The sometimes fantastic and frequently middling BBC Sport Blog has an interesting article on the importance of an experienced goalkeeper to a team with league aspirations. Interesting may be the wrong word, but the quotes from John Lukic sum up the roots of a problem that has been festering in English football for 20 years. Lukic points out that historically, there wasn’t a huge amount of time spent worrying about the man between the posts. Two hands, a head and the willingness to do the job seemed to be the main criteria.

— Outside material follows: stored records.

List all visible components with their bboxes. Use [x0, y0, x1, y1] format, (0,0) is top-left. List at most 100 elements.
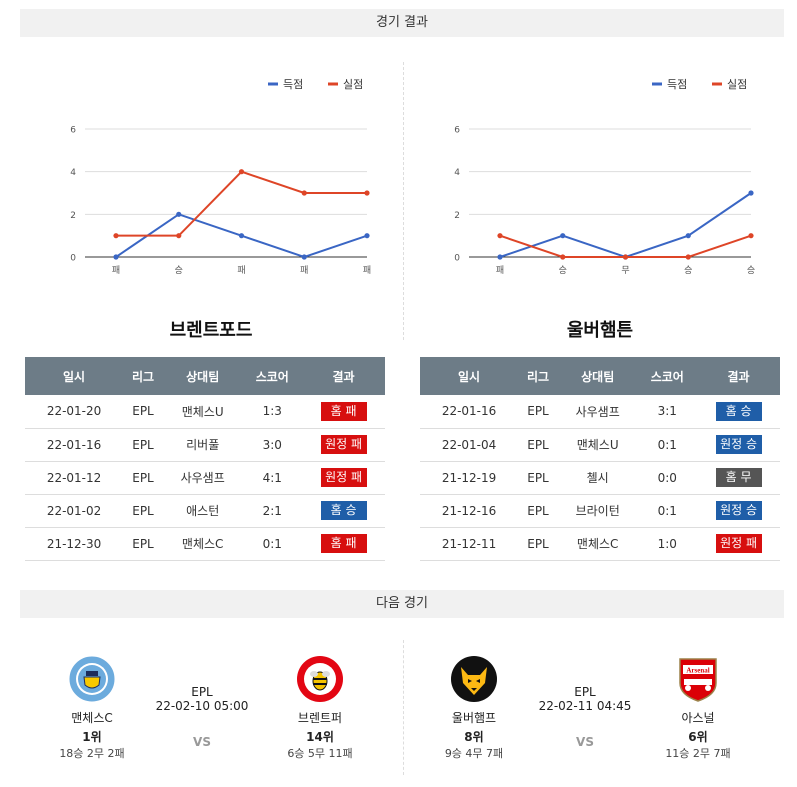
cell-date: 21-12-11: [420, 527, 519, 561]
match-league: EPL: [574, 685, 596, 699]
man-city-logo-icon: [68, 655, 116, 703]
divider: [403, 62, 404, 340]
result-badge: 홈 패: [320, 401, 367, 421]
away-team-rank: 14위: [306, 730, 334, 744]
col-date: 일시: [420, 357, 519, 395]
cell-date: 21-12-16: [420, 494, 519, 528]
cell-date: 21-12-30: [25, 527, 124, 561]
result-badge: 원정 승: [715, 435, 762, 454]
table-row: 21-12-11 EPL 맨체스C 1:0 원정 패: [420, 527, 780, 561]
col-result: 결과: [302, 357, 385, 395]
brentford-logo-icon: [296, 655, 344, 703]
x-tick-label: 패: [363, 265, 371, 276]
x-tick-label: 패: [300, 265, 308, 276]
cell-opponent: 맨체스C: [557, 527, 638, 561]
legend-label: 실점: [343, 78, 363, 91]
cell-opponent: 맨체스U: [557, 428, 638, 462]
away-team-name: 브렌트퍼: [297, 711, 343, 725]
y-tick-label: 6: [70, 126, 76, 136]
table-header-row: 일시 리그 상대팀 스코어 결과: [420, 357, 780, 395]
cell-league: EPL: [123, 494, 163, 528]
cell-date: 22-01-02: [25, 494, 124, 528]
wolves-chart: 0 2 4 6 패 승 무 승 승 득점 실점: [404, 62, 784, 294]
cell-result: 홈 승: [302, 494, 385, 528]
result-badge: 원정 패: [715, 534, 762, 553]
match-league: EPL: [191, 685, 213, 699]
cell-opponent: 사우샘프: [557, 395, 638, 429]
table-row: 21-12-16 EPL 브라이턴 0:1 원정 승: [420, 494, 780, 528]
table-row: 22-01-02 EPL 애스턴 2:1 홈 승: [25, 494, 385, 528]
result-badge: 원정 승: [715, 501, 762, 520]
y-tick-label: 2: [70, 211, 76, 221]
brentford-chart: 0 2 4 6 패 승 패 패 패 득점 실점: [20, 62, 400, 294]
y-tick-label: 4: [70, 168, 76, 178]
col-league: 리그: [518, 357, 558, 395]
table-row: 22-01-04 EPL 맨체스U 0:1 원정 승: [420, 428, 780, 462]
home-team-record: 18승 2무 2패: [59, 747, 125, 760]
cell-result: 홈 무: [697, 461, 780, 495]
cell-score: 1:0: [637, 527, 698, 561]
y-tick-label: 6: [454, 126, 460, 136]
brentford-line-chart: 0 2 4 6 패 승 패 패 패 득점 실점: [70, 78, 371, 276]
x-tick-label: 패: [237, 265, 245, 276]
result-badge: 홈 승: [715, 401, 762, 421]
home-team: 울버햄프 8위 9승 4무 7패: [424, 655, 524, 761]
data-point: [560, 233, 566, 239]
col-result: 결과: [697, 357, 780, 395]
data-point: [560, 254, 566, 260]
x-tick-label: 패: [496, 265, 504, 276]
away-team: 브렌트퍼 14위 6승 5무 11패: [270, 655, 370, 761]
cell-date: 22-01-04: [420, 428, 519, 462]
vs-label: VS: [576, 735, 594, 749]
away-team-record: 11승 2무 7패: [665, 747, 731, 760]
data-point: [748, 190, 754, 196]
cell-league: EPL: [518, 428, 558, 462]
cell-league: EPL: [123, 527, 163, 561]
result-badge: 원정 패: [320, 435, 367, 454]
data-point: [622, 254, 629, 260]
away-team: Arsenal 아스널 6위 11승 2무 7패: [648, 655, 748, 761]
cell-league: EPL: [518, 461, 558, 495]
result-badge: 홈 무: [715, 468, 762, 487]
cell-score: 0:0: [637, 461, 698, 495]
cell-league: EPL: [123, 428, 163, 462]
table-row: 21-12-30 EPL 맨체스C 0:1 홈 패: [25, 527, 385, 561]
col-score: 스코어: [637, 357, 698, 395]
away-team-rank: 6위: [688, 730, 708, 744]
y-tick-label: 2: [454, 211, 460, 221]
legend-label: 실점: [727, 78, 747, 91]
cell-date: 22-01-20: [25, 395, 124, 429]
data-point: [685, 233, 691, 239]
cell-score: 1:3: [242, 395, 303, 429]
y-tick-label: 0: [454, 254, 460, 264]
arsenal-logo-icon: Arsenal: [674, 655, 722, 703]
cell-league: EPL: [518, 494, 558, 528]
col-opponent: 상대팀: [162, 357, 243, 395]
table-row: 21-12-19 EPL 첼시 0:0 홈 무: [420, 461, 780, 495]
table-row: 22-01-16 EPL 리버풀 3:0 원정 패: [25, 428, 385, 462]
next-match-section-header: 다음 경기: [20, 590, 784, 618]
cell-date: 22-01-16: [420, 395, 519, 429]
data-point: [301, 190, 307, 196]
data-point: [238, 233, 245, 239]
y-tick-label: 4: [454, 168, 460, 178]
col-league: 리그: [123, 357, 163, 395]
next-match-2: 울버햄프 8위 9승 4무 7패 EPL 22-02-11 04:45 VS A…: [404, 655, 784, 765]
col-date: 일시: [25, 357, 124, 395]
table-header-row: 일시 리그 상대팀 스코어 결과: [25, 357, 385, 395]
results-title: 경기 결과: [376, 15, 428, 30]
table-row: 22-01-12 EPL 사우샘프 4:1 원정 패: [25, 461, 385, 495]
x-tick-label: 무: [621, 265, 629, 276]
cell-opponent: 애스턴: [162, 494, 243, 528]
away-team-name: 아스널: [681, 711, 715, 725]
home-team: 맨체스C 1위 18승 2무 2패: [42, 655, 142, 761]
data-point: [497, 233, 503, 239]
next-match-1: 맨체스C 1위 18승 2무 2패 EPL 22-02-10 05:00 VS …: [20, 655, 400, 765]
y-tick-label: 0: [70, 254, 76, 264]
data-point: [176, 233, 182, 239]
x-tick-label: 승: [684, 265, 692, 276]
home-team-name: 맨체스C: [71, 711, 113, 725]
cell-league: EPL: [518, 527, 558, 561]
match-info: EPL 22-02-10 05:00 VS: [142, 685, 262, 749]
cell-result: 원정 패: [302, 461, 385, 495]
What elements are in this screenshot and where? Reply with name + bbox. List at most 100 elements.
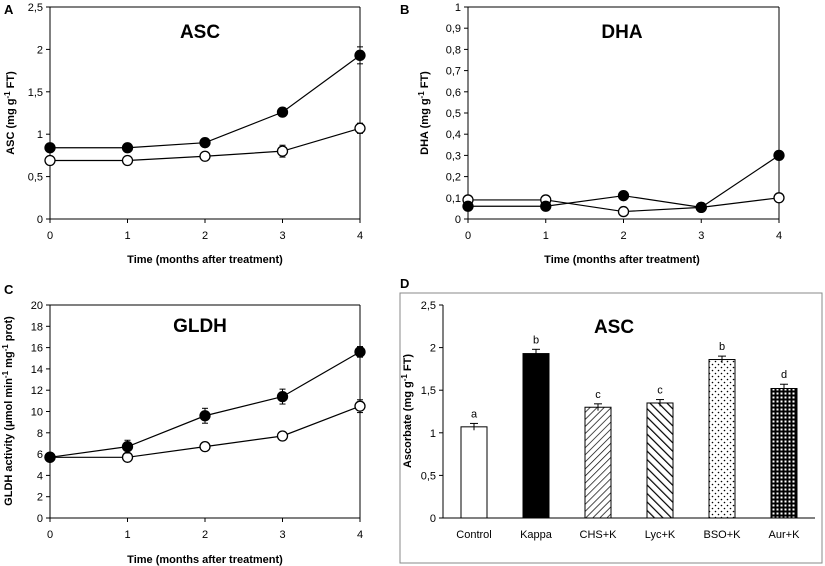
y-tick-label: 0,5: [28, 172, 43, 184]
data-point-open: [354, 400, 366, 412]
data-point-filled: [354, 346, 366, 358]
category-label: CHS+K: [580, 529, 618, 541]
x-tick-label: 3: [279, 230, 285, 242]
y-tick-label: 18: [31, 321, 43, 333]
data-point-filled: [199, 410, 211, 422]
panel-a-y-axis-label: ASC (mg g-1 FT): [3, 71, 18, 155]
data-point-open: [617, 205, 630, 218]
y-tick-label: 0: [37, 513, 43, 525]
data-point-filled: [617, 190, 630, 202]
category-label: Control: [456, 529, 491, 541]
x-tick-label: 1: [543, 230, 549, 242]
x-tick-label: 1: [124, 529, 130, 541]
significance-letter: d: [781, 369, 787, 381]
data-point-open: [354, 122, 366, 134]
bar-chs-plus-k: [584, 406, 612, 519]
y-tick-label: 2: [37, 492, 43, 504]
y-tick-label: 1: [37, 129, 43, 141]
bar-kappa: [522, 353, 550, 519]
x-tick-label: 0: [465, 230, 471, 242]
x-tick-label: 2: [202, 529, 208, 541]
y-tick-label: 14: [31, 364, 43, 376]
panel-c-y-axis-label: GLDH activity (μmol min-1 mg-1 prot): [1, 316, 16, 506]
y-tick-label: 2,5: [421, 300, 436, 312]
y-tick-label: 20: [31, 300, 43, 312]
panel-a-asc-line-chart: A ASC Time (months after treatment) 0 0,5…: [3, 2, 366, 266]
significance-letter: c: [595, 389, 601, 401]
y-tick-label: 16: [31, 343, 43, 355]
bar-aur-plus-k: [770, 387, 798, 519]
data-point-filled: [354, 49, 366, 61]
panel-d-frame: [399, 292, 823, 564]
significance-letter: b: [533, 334, 539, 346]
panel-c-gldh-line-chart: C GLDH Time (months after treatment) 0 2 4…: [1, 282, 366, 566]
x-tick-label: 0: [47, 230, 53, 242]
panel-d-title: ASC: [594, 317, 634, 338]
y-tick-label: 8: [37, 428, 43, 440]
y-tick-label: 0,3: [446, 150, 461, 162]
panel-d-ascorbate-bar-chart: D ASC 0 0,5 1 1,5 2 2,5 Ascorbate (mg g-1 FT) a…: [399, 276, 823, 564]
data-point-open: [773, 192, 785, 204]
data-point-filled: [121, 142, 134, 154]
panel-b-title: DHA: [601, 22, 642, 43]
x-tick-label: 2: [620, 230, 626, 242]
data-point-filled: [695, 201, 707, 213]
x-tick-label: 3: [279, 529, 285, 541]
x-tick-label: 2: [202, 230, 208, 242]
y-tick-label: 1: [455, 2, 461, 14]
x-tick-label: 4: [776, 230, 782, 242]
panel-b-dha-line-chart: B DHA Time (months after treatment) 0 0,1…: [400, 2, 785, 266]
y-tick-label: 2,5: [28, 2, 43, 14]
x-tick-label: 1: [124, 230, 130, 242]
data-point-filled: [462, 200, 474, 212]
data-point-filled: [276, 390, 289, 403]
y-tick-label: 0: [455, 214, 461, 226]
data-point-open: [199, 440, 211, 453]
significance-letter: a: [471, 408, 478, 420]
y-tick-label: 0,1: [446, 193, 461, 205]
y-tick-label: 0,4: [446, 129, 461, 141]
data-point-filled: [44, 142, 56, 154]
y-tick-label: 12: [31, 385, 43, 397]
panel-c-x-axis-label: Time (months after treatment): [127, 554, 283, 566]
panel-letter-c: C: [4, 282, 14, 297]
data-point-open: [199, 150, 211, 162]
y-tick-label: 10: [31, 407, 43, 419]
data-point-open: [121, 451, 134, 463]
data-point-filled: [44, 451, 56, 463]
data-point-open: [276, 430, 289, 442]
data-point-filled: [540, 200, 552, 212]
x-tick-label: 0: [47, 529, 53, 541]
x-tick-label: 3: [698, 230, 704, 242]
panel-b-y-axis-label: DHA (mg g-1 FT): [417, 71, 432, 155]
y-tick-label: 0,9: [446, 23, 461, 35]
y-tick-label: 0,6: [446, 87, 461, 99]
y-tick-label: 2: [430, 343, 436, 355]
data-point-open: [44, 154, 56, 167]
significance-letter: c: [657, 385, 663, 397]
bar-lyc-plus-k: [646, 402, 674, 519]
x-tick-label: 4: [357, 529, 363, 541]
significance-letter: b: [719, 341, 725, 353]
data-point-open: [276, 145, 289, 157]
category-label: Aur+K: [769, 529, 801, 541]
y-tick-label: 1,5: [28, 87, 43, 99]
bar-control: [460, 426, 488, 519]
category-label: Lyc+K: [645, 529, 676, 541]
data-point-filled: [121, 440, 134, 453]
y-tick-label: 0: [37, 214, 43, 226]
y-tick-label: 6: [37, 449, 43, 461]
y-tick-label: 1: [430, 428, 436, 440]
panel-letter-d: D: [400, 276, 409, 291]
y-tick-label: 0: [430, 513, 436, 525]
y-tick-label: 4: [37, 470, 43, 482]
y-tick-label: 1,5: [421, 385, 436, 397]
data-point-filled: [773, 149, 785, 162]
series-line-filled: [50, 54, 361, 149]
panel-a-x-axis-label: Time (months after treatment): [127, 254, 283, 266]
data-point-filled: [276, 106, 289, 118]
panel-letter-a: A: [4, 2, 14, 17]
data-point-open: [121, 154, 134, 167]
category-label: Kappa: [520, 529, 553, 541]
data-point-filled: [199, 137, 211, 149]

Whilst Lukic speaks about it in terms of a bygone era, it’s something that’s still relevant today. In England, the time devoted to the goalkeeper isn’t enough – from grassroots up. Exhibit A is the sheer volume of clearly talented young goalkeepers who become middle of the road keepers later in their career – Richard Wright, Scott Carson, Ben Foster, David James, Chris Kirkland and of course Robert Green. It’s not too late to be proved wrong, but each has undoubted talent that has not been fully developed. Walk through a park on a weekday evening and the chances are you’ll see youth teams training. Too often aspiring custodians will largely do the same session as the outfield players with little specific training given other than the obligatory 5 a side to finish. Exhibit B is the number of imported goalkeepers at the top clubs. Coaches and in turn clubs don’t seem to know how nurse the initial promise resulting in managers plumping for something approaching the finished article and relegating the homegrown alternatives to the bench or loan spells of dubious worth.

As eluded to in the BBC article, mentality may have something to do with it, but it cannot account for the sudden drop-off rate of seemingly talented goalkeepers. Action is required to truly make it a thing of the past.